In his sophomore year, while classmates were looking for research opportunities, López-Alt began looking for work as a waiter. He came upon a short-staffed restaurant that offered him a job in the kitchen on the spot. “That day I started to cook, I knew I wanted to work in food,” he says.

López-Alt honed his cooking skills in Boston restaurants and at MIT: he cooked for the Number Six Club, a nationally affiliated coed literary fraternity, where he was also a member. But after years in the kitchen, he was ready for a change. “Working in restaurants, you don’t get a lot of opportunities to explore. I always had the question of why we were cooking something a certain way,” he says.

A job as a recipe tester for Cooks Illustrated gave López-Alt the chance to find some answers, but it was when he began working for the popular food blog Serious Eats that he really got to explore. His column, ”The Food Lab,” promises to “unravel the mysteries of home cooking through science.” For López-Alt, taking a scientific approach to food might mean running multiple experiments to identify how to cook the perfect hardboiled egg or how to make expertly battered onion rings. His style resonates with readers. “Cooking is a much a science as it is a craft. It turns on a lightbulb for people and makes it more exciting,” he says.

The popularity of the column led to his award-winning first book, The Food Lab: Better Home Cooking through Science.

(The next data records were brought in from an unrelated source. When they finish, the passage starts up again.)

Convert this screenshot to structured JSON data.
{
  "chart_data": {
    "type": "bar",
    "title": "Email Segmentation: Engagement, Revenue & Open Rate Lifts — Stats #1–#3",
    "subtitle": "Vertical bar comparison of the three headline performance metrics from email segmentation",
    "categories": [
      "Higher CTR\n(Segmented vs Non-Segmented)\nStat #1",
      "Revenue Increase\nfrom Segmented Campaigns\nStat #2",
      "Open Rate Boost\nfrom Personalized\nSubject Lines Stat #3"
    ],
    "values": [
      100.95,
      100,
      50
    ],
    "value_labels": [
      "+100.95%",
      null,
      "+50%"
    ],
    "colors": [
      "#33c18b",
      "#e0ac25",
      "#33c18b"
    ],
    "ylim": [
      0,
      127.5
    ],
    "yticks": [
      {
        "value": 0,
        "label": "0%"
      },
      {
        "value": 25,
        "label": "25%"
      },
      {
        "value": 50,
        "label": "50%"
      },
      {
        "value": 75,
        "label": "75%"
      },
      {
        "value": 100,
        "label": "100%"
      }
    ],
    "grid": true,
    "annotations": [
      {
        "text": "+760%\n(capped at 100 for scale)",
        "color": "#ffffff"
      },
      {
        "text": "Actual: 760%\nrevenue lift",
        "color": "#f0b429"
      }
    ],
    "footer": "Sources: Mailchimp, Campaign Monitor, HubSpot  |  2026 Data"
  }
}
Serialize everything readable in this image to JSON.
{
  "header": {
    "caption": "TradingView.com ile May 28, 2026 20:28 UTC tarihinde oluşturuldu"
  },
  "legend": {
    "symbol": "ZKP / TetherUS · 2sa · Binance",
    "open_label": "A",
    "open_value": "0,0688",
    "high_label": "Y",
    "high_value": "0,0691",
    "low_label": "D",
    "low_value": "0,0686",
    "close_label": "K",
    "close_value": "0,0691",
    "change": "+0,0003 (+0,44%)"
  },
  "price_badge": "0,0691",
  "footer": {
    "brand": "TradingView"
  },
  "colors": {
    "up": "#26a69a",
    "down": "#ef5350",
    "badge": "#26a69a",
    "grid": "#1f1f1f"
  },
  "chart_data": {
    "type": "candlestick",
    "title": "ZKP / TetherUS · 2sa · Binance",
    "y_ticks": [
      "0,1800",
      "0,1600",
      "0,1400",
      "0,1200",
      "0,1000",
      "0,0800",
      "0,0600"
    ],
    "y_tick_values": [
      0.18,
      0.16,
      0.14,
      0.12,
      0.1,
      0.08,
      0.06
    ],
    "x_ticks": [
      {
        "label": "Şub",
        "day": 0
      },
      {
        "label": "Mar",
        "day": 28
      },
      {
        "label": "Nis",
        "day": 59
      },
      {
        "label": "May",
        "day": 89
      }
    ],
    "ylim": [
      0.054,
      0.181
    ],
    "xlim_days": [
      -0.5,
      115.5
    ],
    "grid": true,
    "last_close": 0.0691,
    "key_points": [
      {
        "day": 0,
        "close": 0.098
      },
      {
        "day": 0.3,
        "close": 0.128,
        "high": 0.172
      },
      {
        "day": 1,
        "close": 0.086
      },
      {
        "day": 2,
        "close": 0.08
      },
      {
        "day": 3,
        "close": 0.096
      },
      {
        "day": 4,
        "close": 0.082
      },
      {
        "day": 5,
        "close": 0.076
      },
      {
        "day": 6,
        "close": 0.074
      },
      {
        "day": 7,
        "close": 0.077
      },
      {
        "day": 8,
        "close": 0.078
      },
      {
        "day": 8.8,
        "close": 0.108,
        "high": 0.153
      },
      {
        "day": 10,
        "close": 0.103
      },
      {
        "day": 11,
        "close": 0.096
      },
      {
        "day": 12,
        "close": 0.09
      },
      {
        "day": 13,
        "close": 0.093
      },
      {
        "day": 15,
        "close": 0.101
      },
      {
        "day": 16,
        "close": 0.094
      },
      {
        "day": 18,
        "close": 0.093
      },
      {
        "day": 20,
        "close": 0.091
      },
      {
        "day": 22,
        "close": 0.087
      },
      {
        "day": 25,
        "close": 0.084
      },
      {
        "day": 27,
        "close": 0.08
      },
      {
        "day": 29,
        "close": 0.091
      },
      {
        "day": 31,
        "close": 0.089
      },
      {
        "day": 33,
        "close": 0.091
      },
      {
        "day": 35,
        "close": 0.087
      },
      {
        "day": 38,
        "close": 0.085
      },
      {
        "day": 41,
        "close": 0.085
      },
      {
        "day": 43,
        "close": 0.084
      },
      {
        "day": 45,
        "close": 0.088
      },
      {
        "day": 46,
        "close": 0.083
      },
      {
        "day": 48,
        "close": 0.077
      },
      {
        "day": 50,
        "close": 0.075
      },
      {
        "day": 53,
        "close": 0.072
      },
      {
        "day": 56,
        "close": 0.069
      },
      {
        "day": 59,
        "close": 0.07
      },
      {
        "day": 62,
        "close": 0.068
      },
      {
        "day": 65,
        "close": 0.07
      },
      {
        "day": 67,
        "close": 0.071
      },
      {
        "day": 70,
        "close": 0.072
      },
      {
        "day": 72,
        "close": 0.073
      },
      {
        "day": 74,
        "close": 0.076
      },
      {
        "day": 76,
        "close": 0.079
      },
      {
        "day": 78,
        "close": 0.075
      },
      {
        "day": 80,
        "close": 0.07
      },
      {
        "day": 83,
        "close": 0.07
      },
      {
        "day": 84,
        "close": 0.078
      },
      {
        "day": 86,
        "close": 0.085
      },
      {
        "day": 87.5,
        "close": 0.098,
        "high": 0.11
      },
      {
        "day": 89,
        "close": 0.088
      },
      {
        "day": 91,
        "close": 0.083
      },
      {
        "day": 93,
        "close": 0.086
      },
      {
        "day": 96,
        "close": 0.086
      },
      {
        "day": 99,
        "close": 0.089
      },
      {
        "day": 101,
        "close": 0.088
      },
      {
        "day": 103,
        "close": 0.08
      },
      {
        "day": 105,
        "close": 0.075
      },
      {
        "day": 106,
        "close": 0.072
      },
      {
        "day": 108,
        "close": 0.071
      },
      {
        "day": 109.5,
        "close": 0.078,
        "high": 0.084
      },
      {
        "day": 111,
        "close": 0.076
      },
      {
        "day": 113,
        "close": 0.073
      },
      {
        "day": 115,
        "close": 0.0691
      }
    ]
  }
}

The book earned the 2016 James Beard Award for General Cooking and the International Association of Culinary Professionals Cookbook of the Year Award.

When López-Alt isn’t working on his second book, he is putting his architecture degree to work remodeling the Bay Area home that he shares with his wife, ­Adriana López-Alt ’07, who has earned a PhD in cryptography.

“The education you get at MIT is valuable no matter what field,” he says, adding with a laugh: “The architecture degree really came in handy when I got to draft and submit my own plans for the house.”